Docs: PE 2.5 » Puppet » Puppet Data Library


The Puppet Data Library

The Puppet Data Library (PDL) consists of two elements:

  • The large amount of data Puppet automatically collects about your infrastructure.
  • The formats and APIs Puppet uses to expose that data.

Sysadmins can access information from the PDL with their choice of tools, including familiar scripting languages like Ruby, Perl, and Python. Use this data to build custom reports, add to existing data sets, or automate repetitive tasks.

Right now, the Puppet Data Library consists of three different data services:

Puppet Inventory Service

The Puppet Inventory Service provides a detailed inventory of the hardware and software on nodes managed by Puppet.
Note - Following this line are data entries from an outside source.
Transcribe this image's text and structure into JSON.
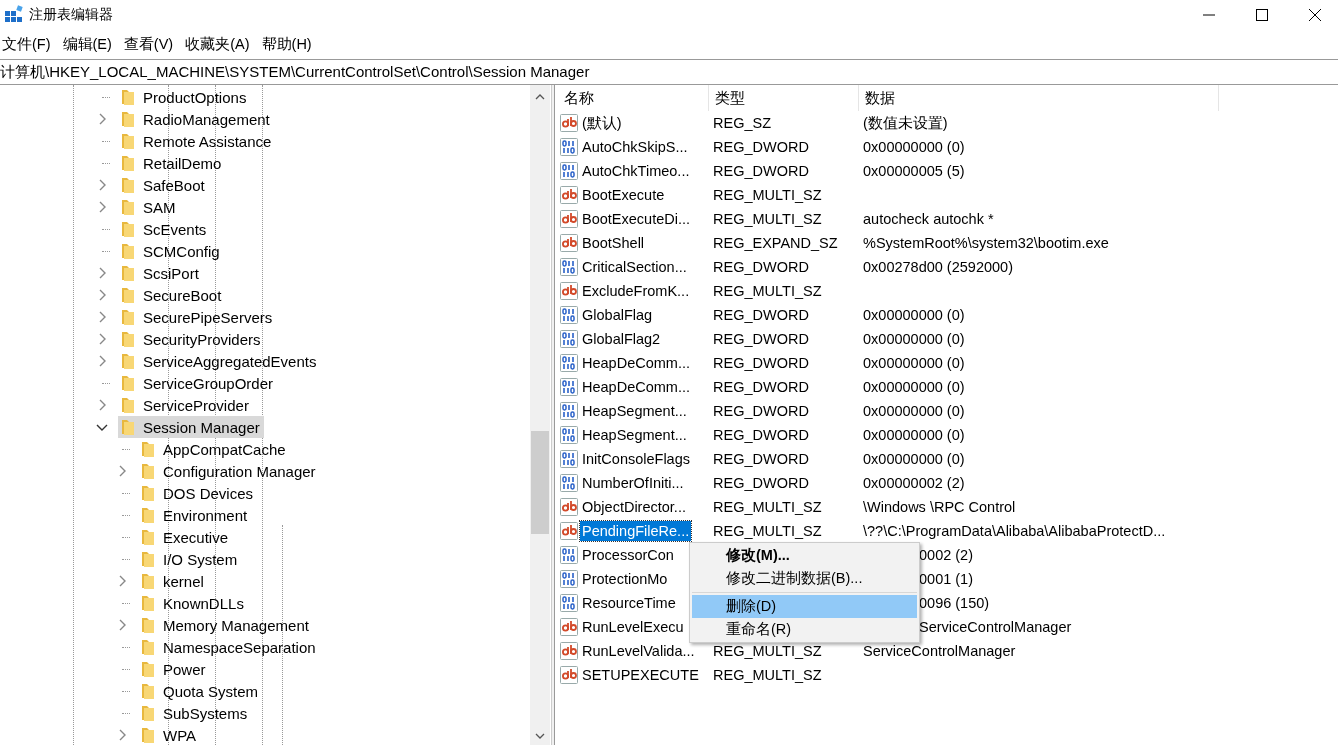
{
  "window": {
    "title": "注册表编辑器"
  },
  "menu_bar": [
    "文件(F)",
    "编辑(E)",
    "查看(V)",
    "收藏夹(A)",
    "帮助(H)"
  ],
  "address": "计算机\\HKEY_LOCAL_MACHINE\\SYSTEM\\CurrentControlSet\\Control\\Session Manager",
  "tree": [
    {
      "label": "ProductOptions",
      "expandable": false,
      "expanded": false,
      "selected": false
    },
    {
      "label": "RadioManagement",
      "expandable": true,
      "expanded": false,
      "selected": false
    },
    {
      "label": "Remote Assistance",
      "expandable": false,
      "expanded": false,
      "selected": false
    },
    {
      "label": "RetailDemo",
      "expandable": false,
      "expanded": false,
      "selected": false
    },
    {
      "label": "SafeBoot",
      "expandable": true,
      "expanded": false,
      "selected": false
    },
    {
      "label": "SAM",
      "expandable": true,
      "expanded": false,
      "selected": false
    },
    {
      "label": "ScEvents",
      "expandable": false,
      "expanded": false,
      "selected": false
    },
    {
      "label": "SCMConfig",
      "expandable": false,
      "expanded": false,
      "selected": false
    },
    {
      "label": "ScsiPort",
      "expandable": true,
      "expanded": false,
      "selected": false
    },
    {
      "label": "SecureBoot",
      "expandable": true,
      "expanded": false,
      "selected": false
    },
    {
      "label": "SecurePipeServers",
      "expandable": true,
      "expanded": false,
      "selected": false
    },
    {
      "label": "SecurityProviders",
      "expandable": true,
      "expanded": false,
      "selected": false
    },
    {
      "label": "ServiceAggregatedEvents",
      "expandable": true,
      "expanded": false,
      "selected": false
    },
    {
      "label": "ServiceGroupOrder",
      "expandable": false,
      "expanded": false,
      "selected": false
    },
    {
      "label": "ServiceProvider",
      "expandable": true,
      "expanded": false,
      "selected": false
    },
    {
      "label": "Session Manager",
      "expandable": true,
      "expanded": true,
      "selected": true,
      "children": [
        {
          "label": "AppCompatCache",
          "expandable": false,
          "expanded": false,
          "selected": false
        },
        {
          "label": "Configuration Manager",
          "expandable": true,
          "expanded": false,
          "selected": false
        },
        {
          "label": "DOS Devices",
          "expandable": false,
          "expanded": false,
          "selected": false
        },
        {
          "label": "Environment",
          "expandable": false,
          "expanded": false,
          "selected": false
        },
        {
          "label": "Executive",
          "expandable": false,
          "expanded": false,
          "selected": false
        },
        {
          "label": "I/O System",
          "expandable": false,
          "expanded": false,
          "selected": false
        },
        {
          "label": "kernel",
          "expandable": true,
          "expanded": false,
          "selected": false
        },
        {
          "label": "KnownDLLs",
          "expandable": false,
          "expanded": false,
          "selected": false
        },
        {
          "label": "Memory Management",
          "expandable": true,
          "expanded": false,
          "selected": false
        },
        {
          "label": "NamespaceSeparation",
          "expandable": false,
          "expanded": false,
          "selected": false
        },
        {
          "label": "Power",
          "expandable": false,
          "expanded": false,
          "selected": false
        },
        {
          "label": "Quota System",
          "expandable": false,
          "expanded": false,
          "selected": false
        },
        {
          "label": "SubSystems",
          "expandable": false,
          "expanded": false,
          "selected": false
        },
        {
          "label": "WPA",
          "expandable": true,
          "expanded": false,
          "selected": false
        }
      ]
    }
  ],
  "table": {
    "columns": [
      "名称",
      "类型",
      "数据"
    ],
    "rows": [
      {
        "kind": "string",
        "name": "(默认)",
        "type": "REG_SZ",
        "data": "(数值未设置)",
        "selected": false
      },
      {
        "kind": "binary",
        "name": "AutoChkSkipS...",
        "type": "REG_DWORD",
        "data": "0x00000000 (0)",
        "selected": false
      },
      {
        "kind": "binary",
        "name": "AutoChkTimeo...",
        "type": "REG_DWORD",
        "data": "0x00000005 (5)",
        "selected": false
      },
      {
        "kind": "string",
        "name": "BootExecute",
        "type": "REG_MULTI_SZ",
        "selected": false
      },
      {
        "kind": "string",
        "name": "BootExecuteDi...",
        "type": "REG_MULTI_SZ",
        "data": "autocheck autochk *",
        "selected": false
      },
      {
        "kind": "string",
        "name": "BootShell",
        "type": "REG_EXPAND_SZ",
        "data": "%SystemRoot%\\system32\\bootim.exe",
        "selected": false
      },
      {
        "kind": "binary",
        "name": "CriticalSection...",
        "type": "REG_DWORD",
        "data": "0x00278d00 (2592000)",
        "selected": false
      },
      {
        "kind": "string",
        "name": "ExcludeFromK...",
        "type": "REG_MULTI_SZ",
        "selected": false
      },
      {
        "kind": "binary",
        "name": "GlobalFlag",
        "type": "REG_DWORD",
        "data": "0x00000000 (0)",
        "selected": false
      },
      {
        "kind": "binary",
        "name": "GlobalFlag2",
        "type": "REG_DWORD",
        "data": "0x00000000 (0)",
        "selected": false
      },
      {
        "kind": "binary",
        "name": "HeapDeComm...",
        "type": "REG_DWORD",
        "data": "0x00000000 (0)",
        "selected": false
      },
      {
        "kind": "binary",
        "name": "HeapDeComm...",
        "type": "REG_DWORD",
        "data": "0x00000000 (0)",
        "selected": false
      },
      {
        "kind": "binary",
        "name": "HeapSegment...",
        "type": "REG_DWORD",
        "data": "0x00000000 (0)",
        "selected": false
      },
      {
        "kind": "binary",
        "name": "HeapSegment...",
        "type": "REG_DWORD",
        "data": "0x00000000 (0)",
        "selected": false
      },
      {
        "kind": "binary",
        "name": "InitConsoleFlags",
        "type": "REG_DWORD",
        "data": "0x00000000 (0)",
        "selected": false
      },
      {
        "kind": "binary",
        "name": "NumberOfIniti...",
        "type": "REG_DWORD",
        "data": "0x00000002 (2)",
        "selected": false
      },
      {
        "kind": "string",
        "name": "ObjectDirector...",
        "type": "REG_MULTI_SZ",
        "data": "\\Windows \\RPC Control",
        "selected": false
      },
      {
        "kind": "string",
        "name": "PendingFileRe...",
        "type": "REG_MULTI_SZ",
        "data": "\\??\\C:\\ProgramData\\Alibaba\\AlibabaProtectD...",
        "selected": true
      },
      {
        "kind": "binary",
        "name": "ProcessorCon",
        "data": "0002 (2)",
        "selected": false
      },
      {
        "kind": "binary",
        "name": "ProtectionMo",
        "data": "0001 (1)",
        "selected": false
      },
      {
        "kind": "binary",
        "name": "ResourceTime",
        "data": "0096 (150)",
        "selected": false
      },
      {
        "kind": "string",
        "name": "RunLevelExecu",
        "data": "ServiceControlManager",
        "selected": false
      },
      {
        "kind": "string",
        "name": "RunLevelValida...",
        "type": "REG_MULTI_SZ",
        "data": "ServiceControlManager",
        "selected": false
      },
      {
        "kind": "string",
        "name": "SETUPEXECUTE",
        "type": "REG_MULTI_SZ",
        "selected": false
      }
    ]
  },
  "context_menu": [
    {
      "kind": "default",
      "label": "修改(M)...",
      "selected": false
    },
    {
      "kind": "item",
      "label": "修改二进制数据(B)...",
      "selected": false
    },
    {
      "kind": "separator"
    },
    {
      "kind": "item",
      "label": "删除(D)",
      "selected": true
    },
    {
      "kind": "item",
      "label": "重命名(R)",
      "selected": false
    }
  ]
}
  • Using a simple RESTful API, you can query the inventory service for a node’s MAC address, operating system version, DNS configuration, etc. The query results are returned as JSON.
  • Inventory information consists of the facts reported by each node when it requests configurations. By installing custom facts on your puppet master server, you can extend the inventory service to contain any kind of data that can possibly be extracted from your nodes.

EXAMPLE: Using the Puppet Inventory Service, a customer automated the validation and reporting of their servers’ warranty status. Their automation used the Puppet Inventory Service to query all servers in the data center on a regular basis and retrieve their serial numbers. These serial numbers are then checked against the server hardware vendor’s warranty database using the vendor’s public API to determine the warranty status for each.

Learn more about the Puppet Inventory Service here.

Puppet Run Report Service

The Puppet Run Report Service provides push access to the reports that every node submits after each Puppet run. By writing a custom report processor, you can divert these reports to any custom service, which can use them to determine whether a Puppet run was successful, or dig deeply into the specific changes for each and every resource under management for every node.

You can also write out-of-band report processors that consume the YAML files written to disk by the puppet master’s default report handler.

Learn more about the Puppet Run Report Service here.

Puppet Resource Dependency Graph

The Puppet Resource Dependency Graph provides a complete, mathematical graph of the dependencies between resources under management by Puppet. These graphs, which are stored in .dot format, can be used with any commercial or open source visualization tool to uncover hidden linkages and help understand how your resources interconnect to provide working services.

EXAMPLE: Using the Puppet Resource Dependency Graph and Gephi, a visualization tool, a customer identified unknown dependencies within a complicated set of configuration modules. They used this knowledge to re-write parts of the modules to get better performance.